Interpreting the Deming result

a, b = est_dem.params_
a_std, b_std = est_dem.params_std_

# Does slope = 1 (proportional agreement)?
t_slope = abs(b - 1.0) / b_std
print(f"Slope t-test (H0: b=1): t = {t_slope:.2f}")
print(f"  {'Cannot reject' if t_slope < 2 else 'Reject'} H0 at 95% confidence")
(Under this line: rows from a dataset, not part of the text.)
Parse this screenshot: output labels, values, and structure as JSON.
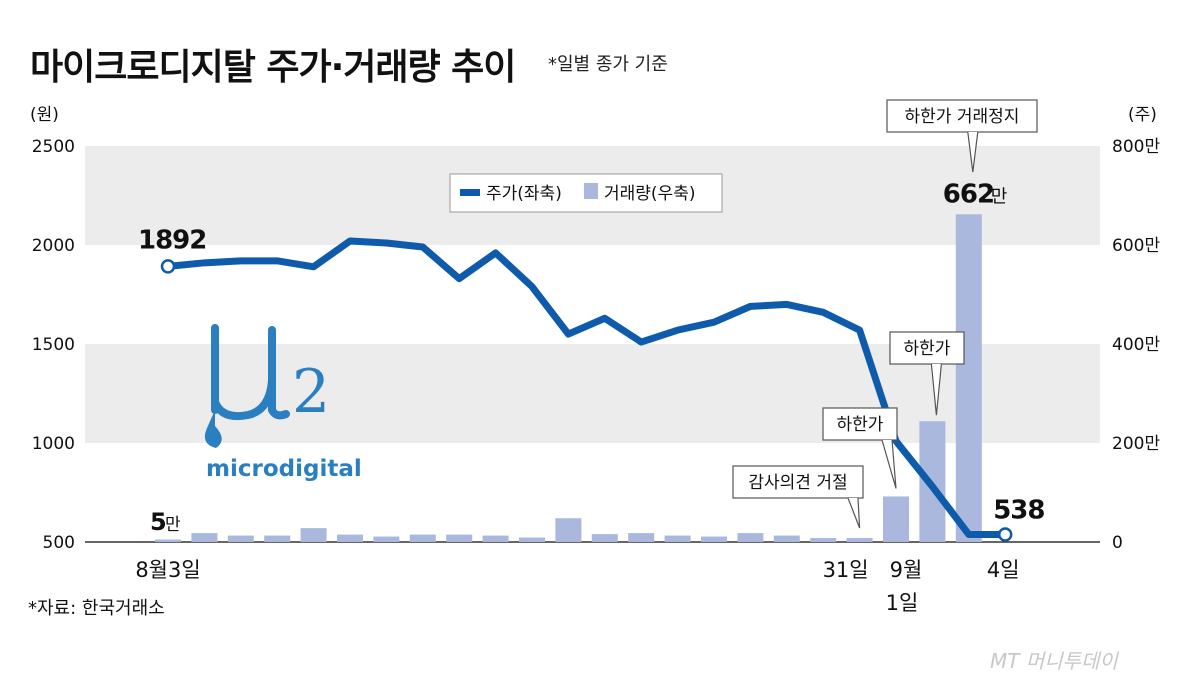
{
  "title": "마이크로디지탈 주가·거래량 추이",
  "subtitle": "*일별 종가 기준",
  "source": "*자료: 한국거래소",
  "watermark": "MT 머니투데이",
  "logo": {
    "symbol": "μ2",
    "text": "microdigital"
  },
  "colors": {
    "price_line": "#0e5bab",
    "volume_bar": "#a9b8dc",
    "band": "#ececec",
    "logo_blue": "#2a7fc1"
  },
  "chart_data": {
    "type": "bar+line",
    "y_left": {
      "label": "(원)",
      "lim": [
        500,
        2500
      ],
      "ticks": [
        "500",
        "1000",
        "1500",
        "2000",
        "2500"
      ]
    },
    "y_right": {
      "label": "(주)",
      "lim": [
        0,
        8000000
      ],
      "ticks": [
        "0",
        "200만",
        "400만",
        "600만",
        "800만"
      ]
    },
    "legend": {
      "price": "주가(좌축)",
      "volume": "거래량(우축)",
      "position": "top-center"
    },
    "x_labels": [
      "8월3일",
      "31일",
      "9월",
      "1일",
      "4일"
    ],
    "series": [
      {
        "name": "주가(좌축)",
        "type": "line",
        "values": [
          1892,
          1910,
          1920,
          1920,
          1890,
          2020,
          2010,
          1990,
          1830,
          1960,
          1790,
          1550,
          1630,
          1510,
          1570,
          1610,
          1690,
          1700,
          1660,
          1570,
          1010,
          780,
          538,
          538
        ]
      },
      {
        "name": "거래량(우축)",
        "type": "bar",
        "values": [
          50000,
          180000,
          130000,
          130000,
          280000,
          150000,
          110000,
          150000,
          150000,
          130000,
          90000,
          480000,
          160000,
          180000,
          130000,
          110000,
          180000,
          130000,
          80000,
          80000,
          920000,
          2440000,
          6620000
        ]
      }
    ],
    "annotations": [
      {
        "label": "1892",
        "target": "price-start"
      },
      {
        "label": "538",
        "target": "price-end"
      },
      {
        "label": "5",
        "unit": "만",
        "target": "volume-start"
      },
      {
        "label": "662",
        "unit": "만",
        "target": "volume-peak"
      },
      {
        "label": "감사의견 거절",
        "target": "volume-19"
      },
      {
        "label": "하한가",
        "target": "volume-20"
      },
      {
        "label": "하한가",
        "target": "volume-21"
      },
      {
        "label": "하한가 거래정지",
        "target": "volume-22"
      }
    ]
  }
}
Slope t-test (H0: b=1): t = 0.79
  Cannot reject H0 at 95% confidence

With Deming, the test correctly does not reject b = 1. With OLS, the test would reject it — a false conclusion driven entirely by measurement error in x.

Sensitivity to the assumed error ratio

Deming regression depends on the variance ratio λ = σ_y² / σ_x². Using the correct uncertainties is essential:

for assumed_sigma_x in [5.0, 15.0, 25.0, 40.0]:
    x_err_assumed = assumed_sigma_x * np.ones(60)
    est_test = DemingRegressor(line, method="analytical")
    est_test.fit(x_meas, y_meas, x_err=x_err_assumed, y_err=y_err, p0=[0.0, 1.0])
    print(f"σ_x assumed={assumed_sigma_x:.0f}:  slope={est_test.params_[1]:.3f}")

σ_x assumed=5:   slope=0.892  ← under-corrects, still biased
σ_x assumed=15:  slope=0.988  ← better
σ_x assumed=25:  slope=1.058  ← correct
σ_x assumed=40:  slope=1.121  ← over-corrects

This confirms that knowing your measurement uncertainties is not optional — it is the input. Rough estimates of σ_x are still far better than assuming σ_x = 0 (OLS).

Monte Carlo for robustness

With 60 samples and this noise level, the analytical covariance is well-conditioned. The MC solver provides a non-parametric check:

est_mc = DemingRegressor(line, method="mc", n_iter=2000)
np.random.seed(7)
est_mc.fit(x_meas, y_meas, x_err=x_err, y_err=y_err, p0=[0.0, 1.0])

print(f"MC Deming  b = {est_mc.params_[1]:.3f} ± {est_mc.params_std_[1]:.3f}")

If MC and analytical agree, you can trust the analytical result. If they diverge, the problem is poorly constrained and you need more data or tighter x-measurements.

Key takeaways

OLS in method comparison studies always underestimates the slope when x has noise — by 19% here with typical assay precision.
DemingRegressor recovers the unbiased slope and correctly reports wider uncertainties that reflect both instruments' noise.
The bias grows with σ_x / σ_xtrue — the larger the x-error relative to the spread of true x-values, the worse the attenuation.
Classic uses: method comparison in analytical chemistry, clinical diagnostics, metrology, instrument cross-validation.